L’enquête, en Haute-Savoie, n’est pas interrompue pour autant. Ce week-end, les gendarmes ont ratissé les environs directs du lieu du crime tandis que la caravane des al-Hilli était fouillée et un ordinateur saisi. Les résultats de la balistique ont révélé que les trois membres de la famille – Saad, son épouse et la mère de celle-ci âgée de 77 ans – ont été tués de deux balles dans la tête par une seule arme. Le malheureux cycliste qui passait par là a été touché à cinq reprises dont lui aussi deux impacts dans la tête. Vingt-cinq douilles ont été retrouvées dans et autour de la BMW break des al-Hilli. Un signalement de véhicules suspects a été diffusé aux polices italiennes et suisses.
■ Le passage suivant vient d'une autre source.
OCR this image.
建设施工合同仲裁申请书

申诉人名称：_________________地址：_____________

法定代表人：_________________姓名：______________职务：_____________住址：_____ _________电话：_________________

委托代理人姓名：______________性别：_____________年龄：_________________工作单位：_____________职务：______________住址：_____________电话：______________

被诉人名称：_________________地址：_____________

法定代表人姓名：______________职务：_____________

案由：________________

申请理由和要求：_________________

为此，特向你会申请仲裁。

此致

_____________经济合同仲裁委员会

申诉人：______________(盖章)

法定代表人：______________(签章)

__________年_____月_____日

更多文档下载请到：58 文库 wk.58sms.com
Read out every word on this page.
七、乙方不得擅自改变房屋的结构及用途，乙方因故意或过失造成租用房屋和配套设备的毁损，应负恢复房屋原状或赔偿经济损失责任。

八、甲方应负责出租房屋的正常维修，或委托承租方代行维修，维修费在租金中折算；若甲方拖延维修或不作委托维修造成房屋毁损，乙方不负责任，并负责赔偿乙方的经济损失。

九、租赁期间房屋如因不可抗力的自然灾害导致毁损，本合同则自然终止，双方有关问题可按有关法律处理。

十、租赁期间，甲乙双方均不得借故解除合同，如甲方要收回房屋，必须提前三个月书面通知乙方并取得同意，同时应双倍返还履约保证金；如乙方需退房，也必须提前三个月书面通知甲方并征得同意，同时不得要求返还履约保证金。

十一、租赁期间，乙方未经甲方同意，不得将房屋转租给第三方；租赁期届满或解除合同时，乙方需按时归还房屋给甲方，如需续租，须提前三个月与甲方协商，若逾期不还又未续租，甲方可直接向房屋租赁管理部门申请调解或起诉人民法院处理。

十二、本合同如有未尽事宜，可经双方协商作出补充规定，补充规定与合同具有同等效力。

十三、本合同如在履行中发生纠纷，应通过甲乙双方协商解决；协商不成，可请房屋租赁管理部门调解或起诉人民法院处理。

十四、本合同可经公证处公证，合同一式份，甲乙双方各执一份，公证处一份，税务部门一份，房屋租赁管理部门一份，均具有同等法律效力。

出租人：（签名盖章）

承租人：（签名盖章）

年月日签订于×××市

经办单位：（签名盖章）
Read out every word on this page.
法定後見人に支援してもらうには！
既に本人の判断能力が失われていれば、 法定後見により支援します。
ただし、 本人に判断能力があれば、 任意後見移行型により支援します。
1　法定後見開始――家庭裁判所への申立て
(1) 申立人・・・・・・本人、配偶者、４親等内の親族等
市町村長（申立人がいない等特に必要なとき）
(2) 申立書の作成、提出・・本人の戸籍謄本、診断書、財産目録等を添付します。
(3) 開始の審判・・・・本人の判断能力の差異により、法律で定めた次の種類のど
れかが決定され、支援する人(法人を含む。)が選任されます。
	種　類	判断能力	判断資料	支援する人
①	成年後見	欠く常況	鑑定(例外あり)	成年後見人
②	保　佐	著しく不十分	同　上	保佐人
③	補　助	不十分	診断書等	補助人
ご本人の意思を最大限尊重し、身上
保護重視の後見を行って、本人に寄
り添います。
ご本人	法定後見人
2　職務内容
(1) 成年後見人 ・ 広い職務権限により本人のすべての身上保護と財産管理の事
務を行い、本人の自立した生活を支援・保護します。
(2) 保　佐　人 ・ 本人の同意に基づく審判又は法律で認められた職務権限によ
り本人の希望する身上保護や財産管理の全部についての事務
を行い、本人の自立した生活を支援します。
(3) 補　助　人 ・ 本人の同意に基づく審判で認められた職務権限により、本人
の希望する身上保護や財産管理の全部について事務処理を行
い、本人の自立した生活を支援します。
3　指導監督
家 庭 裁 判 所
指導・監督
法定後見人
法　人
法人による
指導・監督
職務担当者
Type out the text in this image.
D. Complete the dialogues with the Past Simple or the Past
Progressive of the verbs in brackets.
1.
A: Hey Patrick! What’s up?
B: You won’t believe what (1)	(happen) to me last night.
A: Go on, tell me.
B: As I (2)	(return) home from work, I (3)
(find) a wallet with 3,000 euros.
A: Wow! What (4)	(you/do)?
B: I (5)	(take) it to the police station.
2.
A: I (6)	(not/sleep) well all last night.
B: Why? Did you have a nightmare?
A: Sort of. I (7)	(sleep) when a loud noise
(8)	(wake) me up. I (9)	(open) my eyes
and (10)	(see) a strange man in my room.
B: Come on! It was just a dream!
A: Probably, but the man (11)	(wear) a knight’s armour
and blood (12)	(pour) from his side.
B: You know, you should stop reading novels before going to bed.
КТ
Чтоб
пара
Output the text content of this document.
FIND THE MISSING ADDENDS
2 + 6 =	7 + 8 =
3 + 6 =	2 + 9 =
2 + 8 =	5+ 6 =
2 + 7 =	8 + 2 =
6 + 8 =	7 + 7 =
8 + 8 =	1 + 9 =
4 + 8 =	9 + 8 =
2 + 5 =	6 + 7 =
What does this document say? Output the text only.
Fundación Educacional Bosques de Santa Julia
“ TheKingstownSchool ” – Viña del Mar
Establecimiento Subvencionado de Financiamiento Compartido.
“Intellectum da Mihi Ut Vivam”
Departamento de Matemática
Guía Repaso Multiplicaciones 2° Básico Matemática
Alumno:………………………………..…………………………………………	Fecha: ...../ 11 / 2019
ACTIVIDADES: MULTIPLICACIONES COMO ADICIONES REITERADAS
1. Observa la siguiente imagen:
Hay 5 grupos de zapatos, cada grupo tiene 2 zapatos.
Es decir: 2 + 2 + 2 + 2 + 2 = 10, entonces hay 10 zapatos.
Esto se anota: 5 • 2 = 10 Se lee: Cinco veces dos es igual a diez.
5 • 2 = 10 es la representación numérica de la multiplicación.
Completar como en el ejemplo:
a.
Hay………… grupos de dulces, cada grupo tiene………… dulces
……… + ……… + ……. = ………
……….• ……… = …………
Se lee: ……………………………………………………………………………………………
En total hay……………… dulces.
Eric Maillaud a déclaré ne pas faire d’appels à témoignage «pour ne pas polluer l’enquête». Certains ont vu un 4X4 noir dévaler la pente après le drame, pour d’autres il était blanc et était occupé «par deux types stressés qui portaient des perruques» L’indice pris le plus au sérieux est celui livré par le cyclotouriste britannique qui a croisé un 4X4 et une moto qui descendaient la route. Cet ancien pilote de la Royal Air Force a été le premier à découvrir la scène et secourir Zainab. La presse britannique recherche ce compatriote qui possède une résidence secondaire dans la région. Un agriculteur qui habite à la sortie de Chevaline, tout près de la Combe d’Ire, confie au Temps qu’il a bien vu ce mercredi-là ce cycliste anglais qui parlait avec des automobilistes garés près de chez lui. «J’ai compris qu’il s’était passé quelque chose, le cycliste de la RAF n’avait pas de téléphone portable alors il est redescendu et il est tombé sur ces touristes qui montaient jusqu’au refuge et ils sont repartis ensemble là-haut». Information impossible à vérifier auprès d’Eric Maillaud qui ne répond plus aux questions des journalistes hors des conférences de presse.
Au camping «Le Solitaire du lac», à Saint-Jorioz, à 14 kilomètres de Chevaline, où la famille al-Halli a posé sa caravane le 3 septembre, le directeur ne parle pas avec la presse, à la demande de la police. Plusieurs faits sont cependant vérifiés: les al-Hilli ont déjà séjourné dans le camping l’an passé et Saad s’est longuement entretenu le matin même du drame avec la fille du directeur afin qu’elle lui conseille de nouveaux sites à visiter. Ils sont partis en promenade ce mercredi 5 août en début d’après-midi. Etaient-ils suivis?